The third video in the series on the covers "Black '47", a year in which the famine levels in Ireland got so bad that even slaves and Native Americans were sending donations to the Irish, and one particularly unnerving conversation had a pair of young women calmly debate how many more days they'd live while talking to a visiting American. The town of Skibbereen was particularly hard hit, to the point that the dead went unburied because the remaining residents literally didn't have the energy to bury them.
Pretty much the whole part of the video describing Trevelyan's deeds.

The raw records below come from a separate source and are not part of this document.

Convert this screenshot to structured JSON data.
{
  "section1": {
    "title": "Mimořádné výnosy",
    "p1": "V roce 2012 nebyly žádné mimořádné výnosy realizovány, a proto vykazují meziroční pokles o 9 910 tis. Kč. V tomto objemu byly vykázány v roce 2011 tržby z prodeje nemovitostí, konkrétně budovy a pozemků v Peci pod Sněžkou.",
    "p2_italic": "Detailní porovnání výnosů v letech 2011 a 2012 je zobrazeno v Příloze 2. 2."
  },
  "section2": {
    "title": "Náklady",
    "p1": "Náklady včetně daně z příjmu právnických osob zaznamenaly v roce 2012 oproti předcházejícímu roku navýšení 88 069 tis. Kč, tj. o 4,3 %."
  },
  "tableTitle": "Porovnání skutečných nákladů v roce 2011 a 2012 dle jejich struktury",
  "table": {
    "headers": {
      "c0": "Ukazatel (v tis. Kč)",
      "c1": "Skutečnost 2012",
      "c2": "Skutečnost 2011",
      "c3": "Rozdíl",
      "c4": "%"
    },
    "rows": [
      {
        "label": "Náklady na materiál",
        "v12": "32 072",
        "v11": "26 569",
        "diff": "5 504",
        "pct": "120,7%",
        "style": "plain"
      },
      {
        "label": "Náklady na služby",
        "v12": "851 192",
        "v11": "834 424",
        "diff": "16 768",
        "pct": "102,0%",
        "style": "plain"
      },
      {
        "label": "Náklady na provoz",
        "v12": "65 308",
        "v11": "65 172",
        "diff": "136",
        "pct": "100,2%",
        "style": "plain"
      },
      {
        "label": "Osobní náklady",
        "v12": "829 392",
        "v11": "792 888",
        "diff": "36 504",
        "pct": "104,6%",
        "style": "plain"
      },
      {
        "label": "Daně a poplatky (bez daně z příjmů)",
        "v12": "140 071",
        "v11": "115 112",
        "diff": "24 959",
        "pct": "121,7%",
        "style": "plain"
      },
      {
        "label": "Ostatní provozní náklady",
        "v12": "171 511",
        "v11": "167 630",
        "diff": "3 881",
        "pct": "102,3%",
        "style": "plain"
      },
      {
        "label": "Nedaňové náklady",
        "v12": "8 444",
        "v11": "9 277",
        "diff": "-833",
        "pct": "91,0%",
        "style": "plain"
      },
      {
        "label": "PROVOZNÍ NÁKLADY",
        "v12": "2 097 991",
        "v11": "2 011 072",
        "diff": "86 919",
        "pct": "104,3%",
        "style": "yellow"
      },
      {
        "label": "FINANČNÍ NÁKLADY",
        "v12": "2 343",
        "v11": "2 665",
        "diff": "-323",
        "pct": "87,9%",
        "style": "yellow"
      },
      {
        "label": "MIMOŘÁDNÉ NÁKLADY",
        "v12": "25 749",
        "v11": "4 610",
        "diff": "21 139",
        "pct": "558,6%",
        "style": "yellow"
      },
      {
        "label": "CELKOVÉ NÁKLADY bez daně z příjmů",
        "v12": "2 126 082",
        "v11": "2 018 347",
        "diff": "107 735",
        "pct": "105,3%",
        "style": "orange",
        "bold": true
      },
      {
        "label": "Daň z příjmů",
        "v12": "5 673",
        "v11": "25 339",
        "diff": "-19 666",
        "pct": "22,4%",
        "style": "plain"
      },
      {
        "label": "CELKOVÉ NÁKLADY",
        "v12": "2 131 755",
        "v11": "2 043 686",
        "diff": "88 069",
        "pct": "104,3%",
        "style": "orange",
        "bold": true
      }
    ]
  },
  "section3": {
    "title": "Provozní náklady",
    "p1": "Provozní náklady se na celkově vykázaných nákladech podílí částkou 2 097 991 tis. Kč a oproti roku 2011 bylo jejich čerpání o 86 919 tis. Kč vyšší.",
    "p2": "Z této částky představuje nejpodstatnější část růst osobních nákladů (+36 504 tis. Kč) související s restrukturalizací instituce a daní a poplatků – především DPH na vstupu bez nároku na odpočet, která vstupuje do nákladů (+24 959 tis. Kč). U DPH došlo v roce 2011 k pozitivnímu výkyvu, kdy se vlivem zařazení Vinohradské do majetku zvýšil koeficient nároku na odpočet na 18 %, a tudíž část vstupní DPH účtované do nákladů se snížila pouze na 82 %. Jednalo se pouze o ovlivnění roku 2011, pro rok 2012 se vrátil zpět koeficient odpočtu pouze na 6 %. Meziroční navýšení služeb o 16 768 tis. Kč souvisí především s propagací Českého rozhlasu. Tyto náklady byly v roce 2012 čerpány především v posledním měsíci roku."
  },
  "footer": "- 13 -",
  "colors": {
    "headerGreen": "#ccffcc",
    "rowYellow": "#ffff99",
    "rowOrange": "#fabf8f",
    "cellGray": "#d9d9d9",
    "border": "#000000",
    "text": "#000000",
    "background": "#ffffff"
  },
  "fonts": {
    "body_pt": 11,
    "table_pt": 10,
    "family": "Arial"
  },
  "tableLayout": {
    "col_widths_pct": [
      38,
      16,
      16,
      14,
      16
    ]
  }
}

He purposefully undercut and botched relief attempts, partly because he didn't believe the problem warranted anything extreme, partly because he was a firm believer of non-interference, and partly because he saw the famine as a chance to create an anglicized Ireland, free of the old, Catholic values and patterns.
The fourth video describes (with superb delivery) an "American wake", a goodbye party for two Irish sisters who have saved enough money to go to America, leaving behind the village they've lived in their whole lives. Their mother (who cradles them and cries, and is always drawn as if her mouth is quivering, seconds away from breaking out in sobs) will likely never see them again, which is especially painful since photography and telephones don't exist at this time. Accentuated by the drawing: the shadows of her daughters sitting next to the mother as the mother holds a lock of hair of one of them - the only thing she has left of her girls.
The fifth video starts with the funeral of Daniel O'Connell, champion of Catholic emancipation, and after describing the public grieving, it calls this reaction proof that the Irish have forgiven O'Connell - for, as much as he has done for their legal emancipation, his efforts or attempts to help the hunger crisis were left wanting.